My mom taught me to sew when I was thirteen. Even at this early age, being around fabric sparked my imagination. I made several projects but the one I remember most was a blouse. I got as far as the collar and sewed it on crooked. My mom made me pick out the stitching and sew in back on, and you guessed it, I got it wrong again. They say 3 times is a charm, but it took me thirteen times before I got the collar on straight. One try for each year I’d been alive! By then I hated the blouse but Mom said I had to finish it. So I did. And I still hated that blouse and never wore it, it found a new home in the thrift store.

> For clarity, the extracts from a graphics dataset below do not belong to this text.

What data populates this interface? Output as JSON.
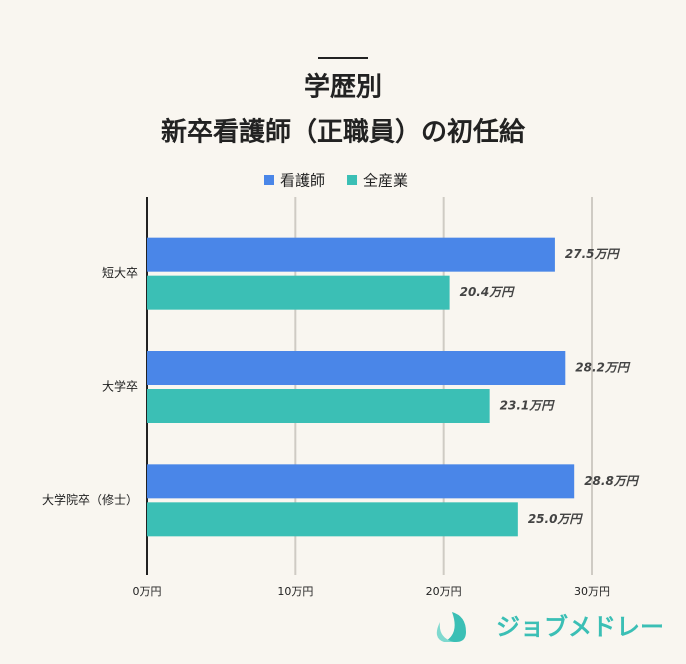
{
  "chart_data": {
    "type": "hbar",
    "title": [
      "学歴別",
      "新卒看護師（正職員）の初任給"
    ],
    "categories": [
      "短大卒",
      "大学卒",
      "大学院卒（修士）"
    ],
    "series": [
      {
        "name": "看護師",
        "color": "#4a86e8",
        "values": [
          27.5,
          28.2,
          28.8
        ],
        "value_labels": [
          "27.5万円",
          "28.2万円",
          "28.8万円"
        ]
      },
      {
        "name": "全産業",
        "color": "#3bbfb5",
        "values": [
          20.4,
          23.1,
          25.0
        ],
        "value_labels": [
          "20.4万円",
          "23.1万円",
          "25.0万円"
        ]
      }
    ],
    "xlim": [
      0,
      30
    ],
    "xticks": [
      {
        "value": 0,
        "label": "0万円"
      },
      {
        "value": 10,
        "label": "10万円"
      },
      {
        "value": 20,
        "label": "20万円"
      },
      {
        "value": 30,
        "label": "30万円"
      }
    ],
    "grid": true,
    "legend": "top"
  },
  "brand": "ジョブメドレー"
}
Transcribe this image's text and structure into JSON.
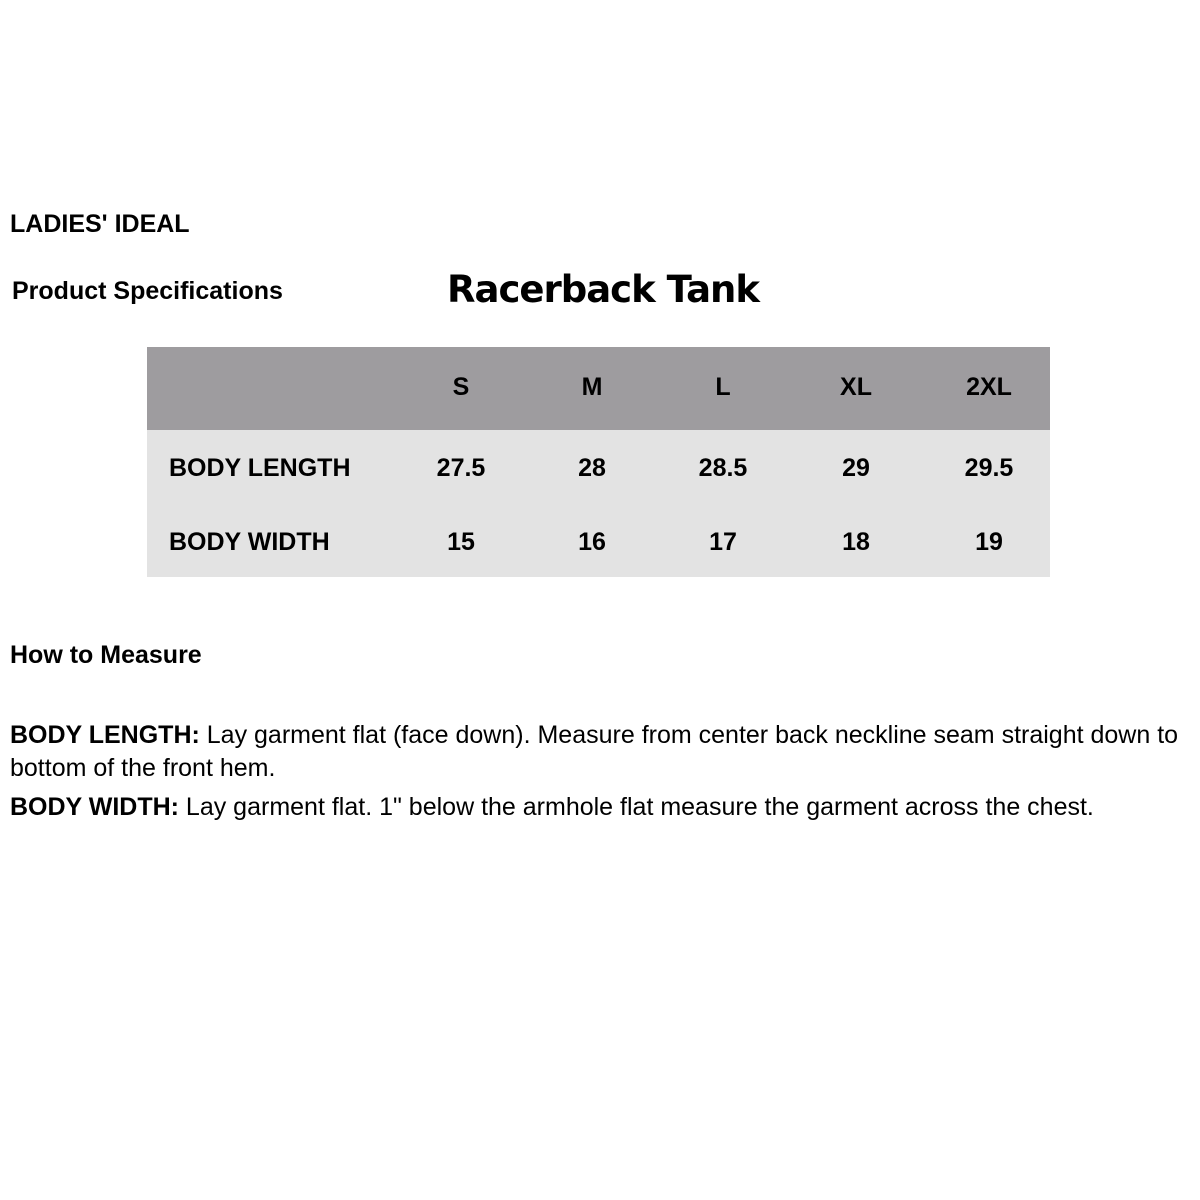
{
  "brand": "LADIES' IDEAL",
  "section_label": "Product Specifications",
  "product_title": "Racerback Tank",
  "table": {
    "sizes": [
      "S",
      "M",
      "L",
      "XL",
      "2XL"
    ],
    "rows": [
      {
        "label": "BODY LENGTH",
        "values": [
          "27.5",
          "28",
          "28.5",
          "29",
          "29.5"
        ]
      },
      {
        "label": "BODY WIDTH",
        "values": [
          "15",
          "16",
          "17",
          "18",
          "19"
        ]
      }
    ]
  },
  "colors": {
    "header_bg": "#9e9c9f",
    "body_bg": "#e3e3e3"
  },
  "how_to": {
    "heading": "How to Measure",
    "items": [
      {
        "term": "BODY LENGTH:",
        "text": " Lay garment flat (face down). Measure from center back neckline seam straight down to bottom of the front hem."
      },
      {
        "term": "BODY WIDTH:",
        "text": " Lay garment flat. 1\" below the armhole flat measure the garment across the chest."
      }
    ]
  }
}
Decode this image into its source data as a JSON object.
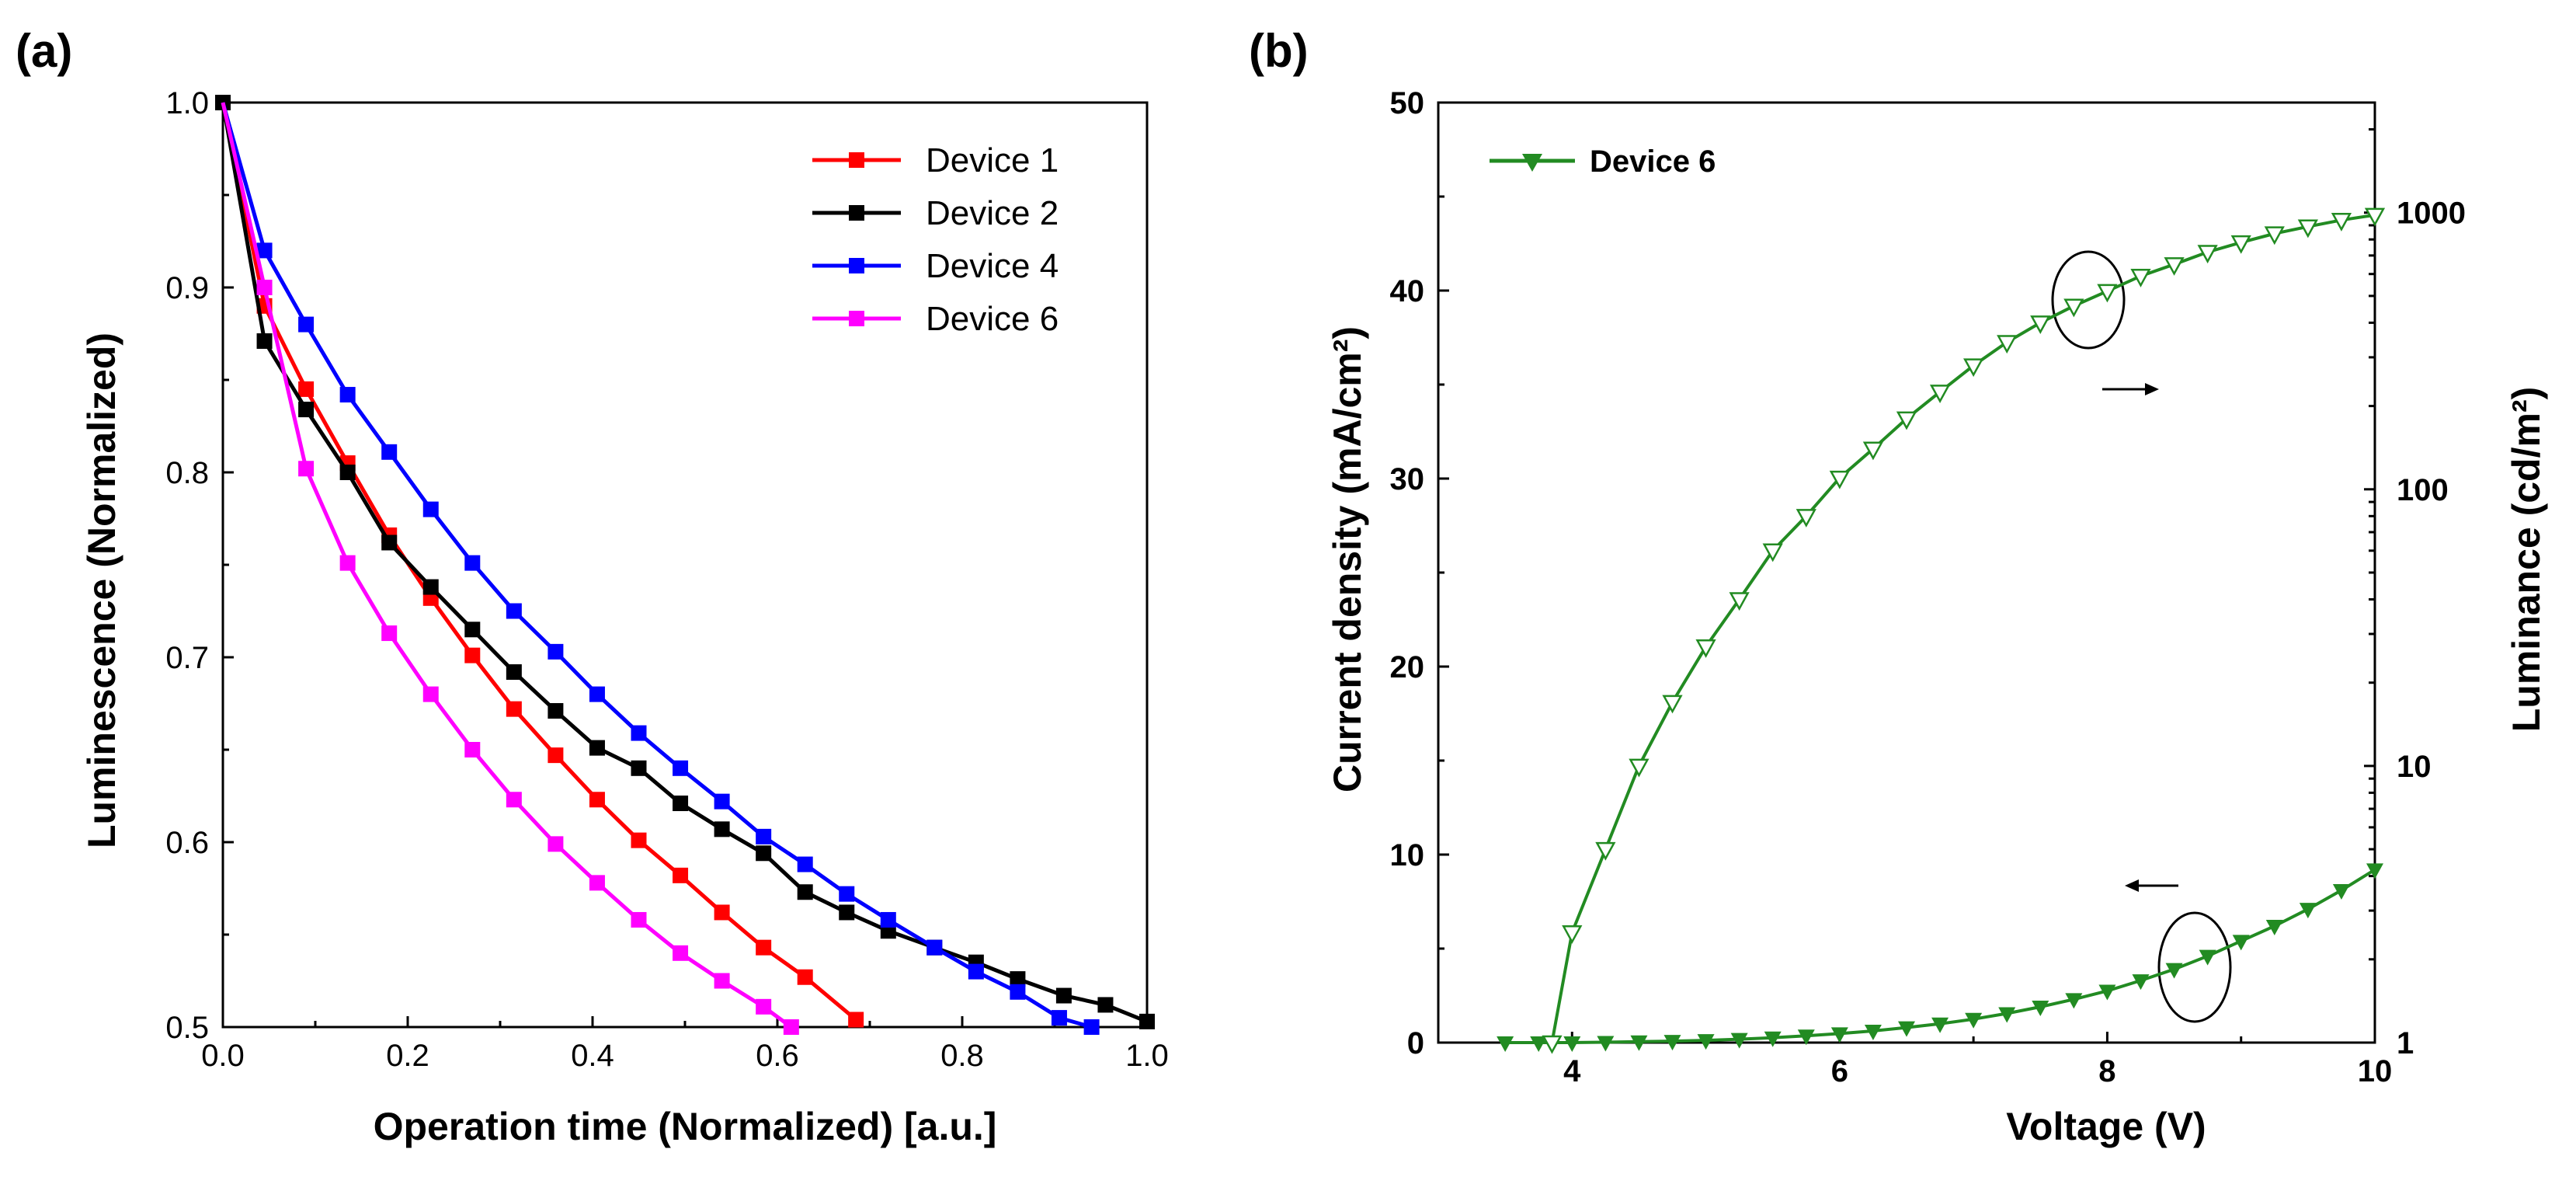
{
  "chart_data": [
    {
      "type": "line",
      "panel_label": "(a)",
      "xlabel": "Operation time (Normalized) [a.u.]",
      "ylabel": "Luminescence (Normalized)",
      "xlim": [
        0.0,
        1.0
      ],
      "ylim": [
        0.5,
        1.0
      ],
      "xticks": [
        "0.0",
        "0.2",
        "0.4",
        "0.6",
        "0.8",
        "1.0"
      ],
      "yticks": [
        "0.5",
        "0.6",
        "0.7",
        "0.8",
        "0.9",
        "1.0"
      ],
      "legend_position": "top-right",
      "series": [
        {
          "name": "Device 1",
          "color": "#ff0000",
          "x": [
            0.0,
            0.045,
            0.09,
            0.135,
            0.18,
            0.225,
            0.27,
            0.315,
            0.36,
            0.405,
            0.45,
            0.495,
            0.54,
            0.585,
            0.63,
            0.685
          ],
          "y": [
            1.0,
            0.89,
            0.845,
            0.805,
            0.766,
            0.732,
            0.701,
            0.672,
            0.647,
            0.623,
            0.601,
            0.582,
            0.562,
            0.543,
            0.527,
            0.504
          ]
        },
        {
          "name": "Device 2",
          "color": "#000000",
          "x": [
            0.0,
            0.045,
            0.09,
            0.135,
            0.18,
            0.225,
            0.27,
            0.315,
            0.36,
            0.405,
            0.45,
            0.495,
            0.54,
            0.585,
            0.63,
            0.675,
            0.72,
            0.77,
            0.815,
            0.86,
            0.91,
            0.955,
            1.0
          ],
          "y": [
            1.0,
            0.871,
            0.834,
            0.8,
            0.762,
            0.738,
            0.715,
            0.692,
            0.671,
            0.651,
            0.64,
            0.621,
            0.607,
            0.594,
            0.573,
            0.562,
            0.552,
            0.543,
            0.535,
            0.526,
            0.517,
            0.512,
            0.503
          ]
        },
        {
          "name": "Device 4",
          "color": "#0000ff",
          "x": [
            0.0,
            0.045,
            0.09,
            0.135,
            0.18,
            0.225,
            0.27,
            0.315,
            0.36,
            0.405,
            0.45,
            0.495,
            0.54,
            0.585,
            0.63,
            0.675,
            0.72,
            0.77,
            0.815,
            0.86,
            0.905,
            0.94
          ],
          "y": [
            1.0,
            0.92,
            0.88,
            0.842,
            0.811,
            0.78,
            0.751,
            0.725,
            0.703,
            0.68,
            0.659,
            0.64,
            0.622,
            0.603,
            0.588,
            0.572,
            0.558,
            0.543,
            0.53,
            0.519,
            0.505,
            0.5
          ]
        },
        {
          "name": "Device 6",
          "color": "#ff00ff",
          "x": [
            0.0,
            0.045,
            0.09,
            0.135,
            0.18,
            0.225,
            0.27,
            0.315,
            0.36,
            0.405,
            0.45,
            0.495,
            0.54,
            0.585,
            0.615
          ],
          "y": [
            1.0,
            0.9,
            0.802,
            0.751,
            0.713,
            0.68,
            0.65,
            0.623,
            0.599,
            0.578,
            0.558,
            0.54,
            0.525,
            0.511,
            0.5
          ]
        }
      ]
    },
    {
      "type": "line",
      "panel_label": "(b)",
      "xlabel": "Voltage (V)",
      "ylabel_left": "Current density (mA/cm²)",
      "ylabel_right": "Luminance (cd/m²)",
      "xlim": [
        3.0,
        10.0
      ],
      "ylim_left": [
        0,
        50
      ],
      "ylim_right_log": [
        1,
        2500
      ],
      "xticks": [
        "4",
        "6",
        "8",
        "10"
      ],
      "yticks_left": [
        "0",
        "10",
        "20",
        "30",
        "40",
        "50"
      ],
      "yticks_right": [
        "1",
        "10",
        "100",
        "1000"
      ],
      "legend_position": "top-left",
      "legend": "Device 6",
      "color": "#228b22",
      "current_density": {
        "marker": "filled down-triangle",
        "axis": "left",
        "x": [
          3.5,
          3.75,
          4.0,
          4.25,
          4.5,
          4.75,
          5.0,
          5.25,
          5.5,
          5.75,
          6.0,
          6.25,
          6.5,
          6.75,
          7.0,
          7.25,
          7.5,
          7.75,
          8.0,
          8.25,
          8.5,
          8.75,
          9.0,
          9.25,
          9.5,
          9.75,
          10.0
        ],
        "y": [
          0.0,
          0.0,
          0.0,
          0.02,
          0.05,
          0.08,
          0.12,
          0.18,
          0.26,
          0.36,
          0.48,
          0.62,
          0.8,
          1.0,
          1.25,
          1.55,
          1.9,
          2.3,
          2.75,
          3.3,
          3.9,
          4.6,
          5.4,
          6.2,
          7.1,
          8.1,
          9.2
        ]
      },
      "luminance": {
        "marker": "open down-triangle",
        "axis": "right",
        "x": [
          3.85,
          4.0,
          4.25,
          4.5,
          4.75,
          5.0,
          5.25,
          5.5,
          5.75,
          6.0,
          6.25,
          6.5,
          6.75,
          7.0,
          7.25,
          7.5,
          7.75,
          8.0,
          8.25,
          8.5,
          8.75,
          9.0,
          9.25,
          9.5,
          9.75,
          10.0
        ],
        "y": [
          1.0,
          2.5,
          5.0,
          10.0,
          17.0,
          27.0,
          40.0,
          60.0,
          80.0,
          110.0,
          140.0,
          180.0,
          225.0,
          280.0,
          340.0,
          400.0,
          460.0,
          520.0,
          590.0,
          650.0,
          720.0,
          780.0,
          840.0,
          890.0,
          940.0,
          980.0
        ]
      },
      "annotations": [
        {
          "target": "luminance",
          "arrow_direction": "right"
        },
        {
          "target": "current_density",
          "arrow_direction": "left"
        }
      ]
    }
  ]
}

Fast forward a few decades – I had sewed everything from coats to draperies, but never a quilt. In the summer of 2010 I was inspired by a popular table runner pattern which I made up several times. It was so much fun. I asked a friend who quilted if I could look at some of her books & patterns. I was hooked before I got through the first one and haven’t looked back.
In the summer of 2013 I was diagnosed with breast cancer, it was a huge blow. I didn’t want to talk to anyone, including The Engineer who was the best and most patient support ever. I shut myself in my sewing room and completed 2 quilt tops in 24 hours. It was just me, my thoughts and quilting which at that point became more than an addiction. Quilting became peace, relaxation, a creative outlet, comfort and a safe place to just “be me.”
I began quilting on rented longarms after my treatment was complete in 2014 and in 2017 added a Gammill Statler to my quilting Studio. I love working on every quilt that comes into my studio. Coming up with a design for each one is exciting, but the best part is seeing or hearing from the customers when they see their quilts for the first time. My quilting studio is in a pet free, smoke free climate controled garage attached to my home in Emmett, about 30 miles NW of Boise, Idaho.
Why am I Sister Chick? Some friends (one of them, Heidi ) nicknamed me Sister Chick in 1996 and it stuck. I also decided to raise a few chickens in my backyard a couple years ago, and my young grandchildren call me Grandma Chickens as a result. Now I’m the Quilting Chick, It looks like I’ll be a “chick” of some sort the rest of my life. In the picture above, I’m sporting my “after chemo” hair, and hanging out with The Engineer who is still my most ardent supporter.